CCR5 antagonists may one day have a particularly effective role in the prevention of HIV infection, both because they prevent entry of HIV‐1 and, as noted above, because R5‐tropic viruses are the predominant type involved in HIV transmission. The pharmacokinetic properties of maraviroc in particular seem ideal: in one study conducted in HIV‐negative women, concentrations of the drug in cervicovaginal fluid exceeded those found in plasma. Although ex vivo tests of maraviroc as a topical microbicide showed less activity than expected, a case report of successful control of HIV through a bone marrow transplant from a donor homozygous for the Δ32 mutation provides hope that potent blockage of CCR5 may ultimately play a broader role in HIV prevention.

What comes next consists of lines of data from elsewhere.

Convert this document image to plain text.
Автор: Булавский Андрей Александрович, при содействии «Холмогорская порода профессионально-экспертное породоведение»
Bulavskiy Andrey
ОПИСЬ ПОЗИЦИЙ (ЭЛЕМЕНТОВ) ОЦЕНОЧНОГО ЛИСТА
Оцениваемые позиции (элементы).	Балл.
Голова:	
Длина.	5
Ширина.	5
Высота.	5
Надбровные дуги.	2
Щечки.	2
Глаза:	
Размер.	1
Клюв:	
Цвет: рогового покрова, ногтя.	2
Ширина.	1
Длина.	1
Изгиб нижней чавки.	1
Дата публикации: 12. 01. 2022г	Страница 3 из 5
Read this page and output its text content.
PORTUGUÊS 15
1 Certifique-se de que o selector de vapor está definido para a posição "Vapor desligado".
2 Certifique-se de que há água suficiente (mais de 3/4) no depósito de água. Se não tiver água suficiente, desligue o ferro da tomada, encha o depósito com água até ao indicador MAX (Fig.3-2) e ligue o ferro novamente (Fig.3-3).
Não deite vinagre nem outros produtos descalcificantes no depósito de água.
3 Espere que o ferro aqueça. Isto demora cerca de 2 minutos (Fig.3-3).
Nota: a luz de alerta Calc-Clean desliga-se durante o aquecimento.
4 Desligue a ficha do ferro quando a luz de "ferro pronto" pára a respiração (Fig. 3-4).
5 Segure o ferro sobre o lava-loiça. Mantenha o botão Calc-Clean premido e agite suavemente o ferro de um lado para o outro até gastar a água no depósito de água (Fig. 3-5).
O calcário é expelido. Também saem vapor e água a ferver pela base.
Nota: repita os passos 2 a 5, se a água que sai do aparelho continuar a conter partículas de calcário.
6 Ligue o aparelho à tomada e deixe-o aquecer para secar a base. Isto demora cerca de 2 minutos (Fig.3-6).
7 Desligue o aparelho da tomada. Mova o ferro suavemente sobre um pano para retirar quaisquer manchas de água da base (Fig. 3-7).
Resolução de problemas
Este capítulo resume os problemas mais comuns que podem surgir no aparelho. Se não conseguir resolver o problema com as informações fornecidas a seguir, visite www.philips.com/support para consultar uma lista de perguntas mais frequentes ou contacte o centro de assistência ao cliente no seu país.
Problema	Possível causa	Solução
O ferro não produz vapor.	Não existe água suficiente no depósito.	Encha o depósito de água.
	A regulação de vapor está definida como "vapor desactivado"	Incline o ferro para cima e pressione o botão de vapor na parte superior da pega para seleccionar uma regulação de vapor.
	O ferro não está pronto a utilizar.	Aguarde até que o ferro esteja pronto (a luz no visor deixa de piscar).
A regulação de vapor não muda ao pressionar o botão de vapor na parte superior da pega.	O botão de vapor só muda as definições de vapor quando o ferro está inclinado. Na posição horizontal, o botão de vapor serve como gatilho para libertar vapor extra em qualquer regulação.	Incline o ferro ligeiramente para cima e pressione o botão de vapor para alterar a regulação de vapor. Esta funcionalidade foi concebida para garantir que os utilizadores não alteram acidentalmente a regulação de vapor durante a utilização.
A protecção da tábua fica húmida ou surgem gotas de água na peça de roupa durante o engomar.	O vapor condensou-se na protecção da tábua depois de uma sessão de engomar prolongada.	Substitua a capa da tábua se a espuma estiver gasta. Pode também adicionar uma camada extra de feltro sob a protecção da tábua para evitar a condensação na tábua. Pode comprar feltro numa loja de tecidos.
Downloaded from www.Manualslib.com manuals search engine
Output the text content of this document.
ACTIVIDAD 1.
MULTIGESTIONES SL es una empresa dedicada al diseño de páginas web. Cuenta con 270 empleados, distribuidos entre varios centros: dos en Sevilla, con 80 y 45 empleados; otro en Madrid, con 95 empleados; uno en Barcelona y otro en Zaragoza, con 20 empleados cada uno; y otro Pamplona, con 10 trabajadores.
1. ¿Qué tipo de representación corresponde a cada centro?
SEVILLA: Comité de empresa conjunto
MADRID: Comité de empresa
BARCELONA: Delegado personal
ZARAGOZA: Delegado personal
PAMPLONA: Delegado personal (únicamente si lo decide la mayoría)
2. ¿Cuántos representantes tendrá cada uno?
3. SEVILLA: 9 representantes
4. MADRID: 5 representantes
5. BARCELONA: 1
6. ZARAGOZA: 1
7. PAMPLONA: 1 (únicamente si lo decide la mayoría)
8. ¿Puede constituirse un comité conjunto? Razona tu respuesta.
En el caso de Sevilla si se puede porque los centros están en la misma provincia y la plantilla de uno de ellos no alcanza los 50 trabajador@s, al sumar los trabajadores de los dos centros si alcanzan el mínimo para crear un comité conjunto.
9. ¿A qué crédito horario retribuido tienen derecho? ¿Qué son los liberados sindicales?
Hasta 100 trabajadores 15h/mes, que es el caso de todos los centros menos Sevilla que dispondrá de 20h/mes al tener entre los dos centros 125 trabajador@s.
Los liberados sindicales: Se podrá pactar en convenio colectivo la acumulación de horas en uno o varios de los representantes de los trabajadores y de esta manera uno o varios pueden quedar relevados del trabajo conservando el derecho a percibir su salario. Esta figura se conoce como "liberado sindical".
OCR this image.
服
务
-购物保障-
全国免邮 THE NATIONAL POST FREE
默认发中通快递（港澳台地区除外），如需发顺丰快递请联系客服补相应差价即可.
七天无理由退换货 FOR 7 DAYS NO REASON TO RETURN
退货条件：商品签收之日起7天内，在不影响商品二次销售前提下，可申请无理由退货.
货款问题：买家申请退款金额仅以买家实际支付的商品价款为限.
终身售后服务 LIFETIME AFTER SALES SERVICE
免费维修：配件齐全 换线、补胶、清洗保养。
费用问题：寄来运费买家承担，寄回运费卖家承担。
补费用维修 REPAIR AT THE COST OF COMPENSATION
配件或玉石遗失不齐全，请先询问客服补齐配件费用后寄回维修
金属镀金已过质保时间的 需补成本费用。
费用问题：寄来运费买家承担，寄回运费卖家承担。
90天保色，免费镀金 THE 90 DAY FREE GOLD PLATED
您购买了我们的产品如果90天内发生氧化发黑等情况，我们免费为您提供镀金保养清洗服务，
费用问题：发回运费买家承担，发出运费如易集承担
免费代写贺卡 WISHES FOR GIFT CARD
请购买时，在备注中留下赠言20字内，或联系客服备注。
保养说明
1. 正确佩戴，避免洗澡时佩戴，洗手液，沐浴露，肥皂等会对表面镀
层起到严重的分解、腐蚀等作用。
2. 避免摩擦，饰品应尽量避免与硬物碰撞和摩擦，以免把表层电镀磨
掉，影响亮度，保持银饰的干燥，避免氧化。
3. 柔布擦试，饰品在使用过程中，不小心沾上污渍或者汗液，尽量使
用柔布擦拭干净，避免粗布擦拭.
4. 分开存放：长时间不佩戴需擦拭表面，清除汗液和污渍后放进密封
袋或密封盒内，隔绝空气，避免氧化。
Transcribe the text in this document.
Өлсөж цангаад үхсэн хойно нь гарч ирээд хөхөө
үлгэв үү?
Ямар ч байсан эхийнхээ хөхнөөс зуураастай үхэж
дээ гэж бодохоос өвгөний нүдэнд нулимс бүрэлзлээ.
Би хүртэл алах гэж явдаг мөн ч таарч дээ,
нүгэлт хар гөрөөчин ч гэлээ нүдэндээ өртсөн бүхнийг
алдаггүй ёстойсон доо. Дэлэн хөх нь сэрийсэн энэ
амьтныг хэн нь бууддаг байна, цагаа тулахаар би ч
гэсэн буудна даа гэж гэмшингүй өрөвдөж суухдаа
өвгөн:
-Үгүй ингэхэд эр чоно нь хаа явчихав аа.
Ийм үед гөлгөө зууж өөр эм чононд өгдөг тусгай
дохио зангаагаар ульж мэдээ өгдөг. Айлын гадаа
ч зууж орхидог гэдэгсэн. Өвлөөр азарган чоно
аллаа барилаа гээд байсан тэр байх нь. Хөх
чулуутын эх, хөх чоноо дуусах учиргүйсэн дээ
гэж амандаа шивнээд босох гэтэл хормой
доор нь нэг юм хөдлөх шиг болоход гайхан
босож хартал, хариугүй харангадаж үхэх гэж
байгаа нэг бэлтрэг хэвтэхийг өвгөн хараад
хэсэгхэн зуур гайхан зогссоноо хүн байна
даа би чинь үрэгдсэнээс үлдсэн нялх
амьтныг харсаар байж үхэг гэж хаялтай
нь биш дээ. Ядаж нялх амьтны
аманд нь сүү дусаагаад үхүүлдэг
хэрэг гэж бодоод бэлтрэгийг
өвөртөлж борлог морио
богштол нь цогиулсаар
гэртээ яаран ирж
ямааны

How then should maraviroc be considered among first‐line choices for initial antiretroviral therapy—is the glass half empty or half full? If only because of the extraordinary antiviral potency and tolerability of the existing preferred choices, for now maraviroc‐based regimens must be considered an alternative choice, something to be used only when existing nonnucleoside reverse‐transcriptase inhibitor–based, boosted protease inhibitor–based, and integrase inhibitor–based regimens cannot be used. However, if cheaper and more rapid tropism testing becomes available and if additional studies demonstrate distinctive strengths of the drug related to immune response, metabolic changes, and prevention, one could envision a greater first‐line role for maraviroc—or other CCR5 antagonists—in the future.